Au XVIIIe siècle, l’excellence en escrime confère encore une aura de noblesse…
   
   Dans Croiser le Fer, publié par les Editions Champ Vallon, Pascal Brioist, Hervé Drévillon et Pierre Serna soulignent, à la lueur des exploits duellistes des héros de Théophile Gautier et de Paul Féval, que si l'on n'est pas de « haute naissance », l'épée peut anoblir ceux qui y excellent:
    « Pour Sigognac  et Lagardère, l'escrime est une science qui permet d'acquérir une renommée que leur interdisait leur situation.

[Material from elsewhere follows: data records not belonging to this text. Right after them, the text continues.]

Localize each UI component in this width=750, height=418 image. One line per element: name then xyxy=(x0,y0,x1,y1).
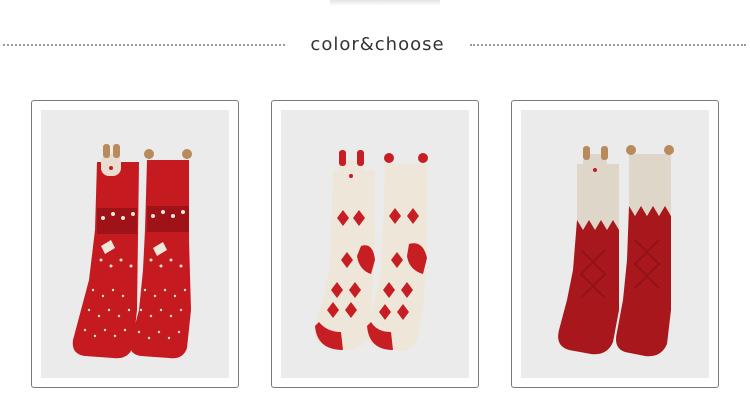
right-sock xyxy=(130,149,192,359)
product-card-burgundy[interactable] xyxy=(511,100,719,388)
top-shadow xyxy=(330,0,440,6)
product-card-red[interactable] xyxy=(31,100,239,388)
product-image-cream-socks[interactable] xyxy=(281,110,469,378)
left-dotted-divider xyxy=(3,44,285,46)
product-image-burgundy-socks[interactable] xyxy=(521,110,709,378)
right-sock xyxy=(616,145,674,357)
section-header: color&choose xyxy=(0,30,750,60)
section-title: color&choose xyxy=(310,34,445,55)
product-image-red-socks[interactable] xyxy=(41,110,229,378)
left-sock xyxy=(72,144,139,359)
right-dotted-divider xyxy=(470,44,746,46)
left-sock xyxy=(314,150,375,351)
left-sock xyxy=(558,146,619,355)
product-card-cream[interactable] xyxy=(271,100,479,388)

Dans leurs combats, nulle improvisation, nulle vertu innée ne vient faire triompher une prétendue supériorité de la noblesse. La maîtrise technique et la science de l'escrime ont valeur de lettre d'anoblissement sanctionnant, non la naissance, mais la valeur. Le capitaine Fracasse, formé par son vieux maître d'armes, reconquiert sa place sociale à la pointe de l'épée, en remportant de haute lutte, le cœur et la main d'Isabelle. Le port et le maniement de l'épée, privilèges théoriques de la noblesse, deviennent alors les supports de l'anoblissement... Lagardère est un enfant gentilhomme aussi bien que le roi. Cette noblesse il la doit à ses vertus et son talent d'escrimeur.»